You get occasional accounts of 3090 home-superscalers whereas they would put up eight, ten, fourteen cards. I normally attribute this to obsessive-compulsive behaviour. What kind of motherboard you ended up using and what's the bi-directional bandwidth you're seeing? Something tells me you're not using EPYC 9005's with up to 256x PCIe 5.0 lanes per socket or something... Also: I find it hard to believe the "performance" claims, when your rig is pulling 3 kW from the wall (assuming undervolting at 200W per card?) The electricity costs alone would surely make this intractable, i.e. the same as running six washing machines all at once.

ternus|2 months ago

And if you get bored of that, you can flip the RAM for more than you spent on the whole system!

a012|2 months ago

And heat the whole house in parallel

rpastuszak|2 months ago

Nice!
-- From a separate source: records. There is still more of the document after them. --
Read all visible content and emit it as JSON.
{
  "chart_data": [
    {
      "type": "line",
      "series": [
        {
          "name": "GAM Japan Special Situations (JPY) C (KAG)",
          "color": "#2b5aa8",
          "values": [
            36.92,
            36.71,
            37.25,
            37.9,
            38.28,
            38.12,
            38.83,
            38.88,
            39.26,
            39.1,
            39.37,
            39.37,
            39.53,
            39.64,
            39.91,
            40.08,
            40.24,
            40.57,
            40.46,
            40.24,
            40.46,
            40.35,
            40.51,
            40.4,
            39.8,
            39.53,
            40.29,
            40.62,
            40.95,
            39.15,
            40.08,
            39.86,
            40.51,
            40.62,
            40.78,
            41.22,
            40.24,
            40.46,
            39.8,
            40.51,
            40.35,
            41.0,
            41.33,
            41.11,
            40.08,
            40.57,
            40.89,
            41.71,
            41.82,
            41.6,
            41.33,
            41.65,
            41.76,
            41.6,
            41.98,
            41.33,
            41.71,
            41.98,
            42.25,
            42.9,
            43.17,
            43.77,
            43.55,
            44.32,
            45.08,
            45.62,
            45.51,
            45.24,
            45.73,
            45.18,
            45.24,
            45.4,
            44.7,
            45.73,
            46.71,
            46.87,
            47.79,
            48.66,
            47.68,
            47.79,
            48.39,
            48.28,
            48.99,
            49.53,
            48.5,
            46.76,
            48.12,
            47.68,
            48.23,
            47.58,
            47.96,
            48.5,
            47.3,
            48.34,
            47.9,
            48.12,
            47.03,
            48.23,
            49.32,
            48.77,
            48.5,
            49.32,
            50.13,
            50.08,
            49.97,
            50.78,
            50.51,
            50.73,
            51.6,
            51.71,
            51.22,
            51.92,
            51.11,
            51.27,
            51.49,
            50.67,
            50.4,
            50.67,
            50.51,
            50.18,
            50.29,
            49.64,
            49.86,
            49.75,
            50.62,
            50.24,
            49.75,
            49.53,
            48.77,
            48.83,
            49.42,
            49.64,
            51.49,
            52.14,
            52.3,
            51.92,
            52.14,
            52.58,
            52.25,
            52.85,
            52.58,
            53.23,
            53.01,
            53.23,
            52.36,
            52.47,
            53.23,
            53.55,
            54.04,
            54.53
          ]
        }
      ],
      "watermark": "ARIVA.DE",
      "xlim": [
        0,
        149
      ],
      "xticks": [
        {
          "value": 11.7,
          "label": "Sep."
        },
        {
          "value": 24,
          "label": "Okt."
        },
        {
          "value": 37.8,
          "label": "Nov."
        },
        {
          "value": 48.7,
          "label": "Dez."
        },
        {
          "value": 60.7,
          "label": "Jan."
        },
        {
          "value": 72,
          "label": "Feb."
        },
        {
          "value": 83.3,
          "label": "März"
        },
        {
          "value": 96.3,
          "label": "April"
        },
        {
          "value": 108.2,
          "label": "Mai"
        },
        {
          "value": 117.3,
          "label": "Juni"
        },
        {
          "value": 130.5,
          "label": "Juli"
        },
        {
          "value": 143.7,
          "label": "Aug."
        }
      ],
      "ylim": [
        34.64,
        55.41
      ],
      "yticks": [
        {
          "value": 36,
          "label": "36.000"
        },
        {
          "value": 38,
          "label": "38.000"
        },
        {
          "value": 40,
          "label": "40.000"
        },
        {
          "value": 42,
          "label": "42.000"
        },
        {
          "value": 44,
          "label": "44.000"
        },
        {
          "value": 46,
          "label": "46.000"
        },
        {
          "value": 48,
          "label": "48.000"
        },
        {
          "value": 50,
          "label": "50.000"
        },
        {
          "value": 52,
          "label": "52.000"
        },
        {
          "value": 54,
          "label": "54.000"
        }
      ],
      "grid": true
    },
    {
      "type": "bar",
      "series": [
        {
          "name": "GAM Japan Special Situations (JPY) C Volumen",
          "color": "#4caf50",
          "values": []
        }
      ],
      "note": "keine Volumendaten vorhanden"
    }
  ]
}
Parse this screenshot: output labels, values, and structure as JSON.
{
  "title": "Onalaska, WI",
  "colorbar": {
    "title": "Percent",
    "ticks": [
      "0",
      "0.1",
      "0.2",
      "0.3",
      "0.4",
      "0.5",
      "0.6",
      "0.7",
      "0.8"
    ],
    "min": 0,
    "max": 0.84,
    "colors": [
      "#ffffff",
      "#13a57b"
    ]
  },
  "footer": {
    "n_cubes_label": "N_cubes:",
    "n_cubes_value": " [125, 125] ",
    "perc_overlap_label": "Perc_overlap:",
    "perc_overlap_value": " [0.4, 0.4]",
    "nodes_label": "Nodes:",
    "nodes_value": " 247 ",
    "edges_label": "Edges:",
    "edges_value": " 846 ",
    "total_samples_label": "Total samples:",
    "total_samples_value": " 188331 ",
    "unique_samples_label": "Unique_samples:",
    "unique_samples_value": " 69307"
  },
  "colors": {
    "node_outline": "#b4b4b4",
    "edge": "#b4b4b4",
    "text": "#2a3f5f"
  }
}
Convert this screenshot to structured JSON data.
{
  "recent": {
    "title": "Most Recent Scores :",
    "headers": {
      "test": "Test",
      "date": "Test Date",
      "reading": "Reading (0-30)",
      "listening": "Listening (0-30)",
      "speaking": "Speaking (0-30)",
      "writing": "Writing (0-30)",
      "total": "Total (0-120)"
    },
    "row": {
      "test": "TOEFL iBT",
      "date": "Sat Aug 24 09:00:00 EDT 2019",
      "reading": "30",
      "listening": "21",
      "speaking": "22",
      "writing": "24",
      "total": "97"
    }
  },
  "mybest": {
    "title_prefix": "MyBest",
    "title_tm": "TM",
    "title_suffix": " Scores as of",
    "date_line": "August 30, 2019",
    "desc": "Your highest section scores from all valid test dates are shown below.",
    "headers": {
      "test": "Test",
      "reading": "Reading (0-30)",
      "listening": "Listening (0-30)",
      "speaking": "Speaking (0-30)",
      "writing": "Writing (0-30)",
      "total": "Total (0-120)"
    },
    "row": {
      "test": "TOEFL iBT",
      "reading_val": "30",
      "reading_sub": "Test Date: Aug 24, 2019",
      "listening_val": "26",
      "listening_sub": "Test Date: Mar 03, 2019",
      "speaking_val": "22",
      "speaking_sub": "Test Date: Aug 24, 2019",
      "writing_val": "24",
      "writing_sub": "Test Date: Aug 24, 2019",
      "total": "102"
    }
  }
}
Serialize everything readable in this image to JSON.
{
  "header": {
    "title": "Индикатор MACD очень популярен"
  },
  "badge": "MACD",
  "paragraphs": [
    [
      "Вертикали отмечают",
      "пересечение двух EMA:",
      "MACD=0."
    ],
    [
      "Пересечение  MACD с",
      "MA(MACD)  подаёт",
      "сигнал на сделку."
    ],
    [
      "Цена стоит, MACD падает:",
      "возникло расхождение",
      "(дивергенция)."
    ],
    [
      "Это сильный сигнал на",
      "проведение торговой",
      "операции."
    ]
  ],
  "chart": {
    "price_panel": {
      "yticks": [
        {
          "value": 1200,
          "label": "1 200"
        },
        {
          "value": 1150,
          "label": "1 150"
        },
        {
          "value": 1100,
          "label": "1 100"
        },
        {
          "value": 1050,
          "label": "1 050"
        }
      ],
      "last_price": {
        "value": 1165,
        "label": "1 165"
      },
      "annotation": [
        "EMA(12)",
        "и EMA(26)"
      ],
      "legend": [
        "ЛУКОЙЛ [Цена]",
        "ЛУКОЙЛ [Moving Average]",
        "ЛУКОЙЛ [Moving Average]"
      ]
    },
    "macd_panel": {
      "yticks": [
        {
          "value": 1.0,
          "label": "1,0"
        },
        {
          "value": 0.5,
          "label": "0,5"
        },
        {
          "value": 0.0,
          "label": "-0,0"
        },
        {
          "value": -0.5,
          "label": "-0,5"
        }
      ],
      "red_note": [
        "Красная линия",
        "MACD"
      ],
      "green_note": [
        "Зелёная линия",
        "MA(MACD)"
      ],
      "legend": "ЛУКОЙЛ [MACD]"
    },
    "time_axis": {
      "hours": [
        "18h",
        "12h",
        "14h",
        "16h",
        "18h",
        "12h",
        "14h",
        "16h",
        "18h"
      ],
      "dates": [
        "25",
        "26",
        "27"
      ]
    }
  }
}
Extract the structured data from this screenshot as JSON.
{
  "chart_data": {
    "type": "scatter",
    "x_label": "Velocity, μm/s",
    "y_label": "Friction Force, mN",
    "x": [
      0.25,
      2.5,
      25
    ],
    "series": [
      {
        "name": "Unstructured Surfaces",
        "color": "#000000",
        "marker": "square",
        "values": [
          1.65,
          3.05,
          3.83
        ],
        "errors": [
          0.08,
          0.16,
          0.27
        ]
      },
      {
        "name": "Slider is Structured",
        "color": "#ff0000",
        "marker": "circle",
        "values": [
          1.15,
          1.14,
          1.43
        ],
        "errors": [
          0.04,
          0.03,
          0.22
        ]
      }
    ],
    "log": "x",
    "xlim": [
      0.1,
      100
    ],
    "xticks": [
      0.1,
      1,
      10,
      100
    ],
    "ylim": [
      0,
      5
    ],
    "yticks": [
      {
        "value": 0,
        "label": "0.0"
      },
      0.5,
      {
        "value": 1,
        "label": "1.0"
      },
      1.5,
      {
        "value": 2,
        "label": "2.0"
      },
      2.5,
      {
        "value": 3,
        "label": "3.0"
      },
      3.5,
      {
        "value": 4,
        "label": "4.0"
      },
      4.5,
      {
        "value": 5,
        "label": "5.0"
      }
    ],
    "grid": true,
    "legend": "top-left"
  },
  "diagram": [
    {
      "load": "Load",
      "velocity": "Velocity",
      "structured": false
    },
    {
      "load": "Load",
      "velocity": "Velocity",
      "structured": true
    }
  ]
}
What do you use it for?

mechagodzilla|2 months ago

1-2 tokens/sec is perfectly fine for 'asynchronous' queries, and the open-weight models are pretty close to frontier-quality (maybe a few months behind?). I frequently use it for a variety of research topics, doing feasibility studies for wacky ideas, some prototypy coding tasks. I usually give it a prompt and come back half an hour later to see the results (although the thinking traces are sufficiently entertaining that sometimes it's fun to just read as it comes out). Being able to see the full thinking traces (and pause and alter/correct them if needed) is one of my favorite aspects of being able to run these models locally. The thinking traces are frequently just as or more useful than the final outputs.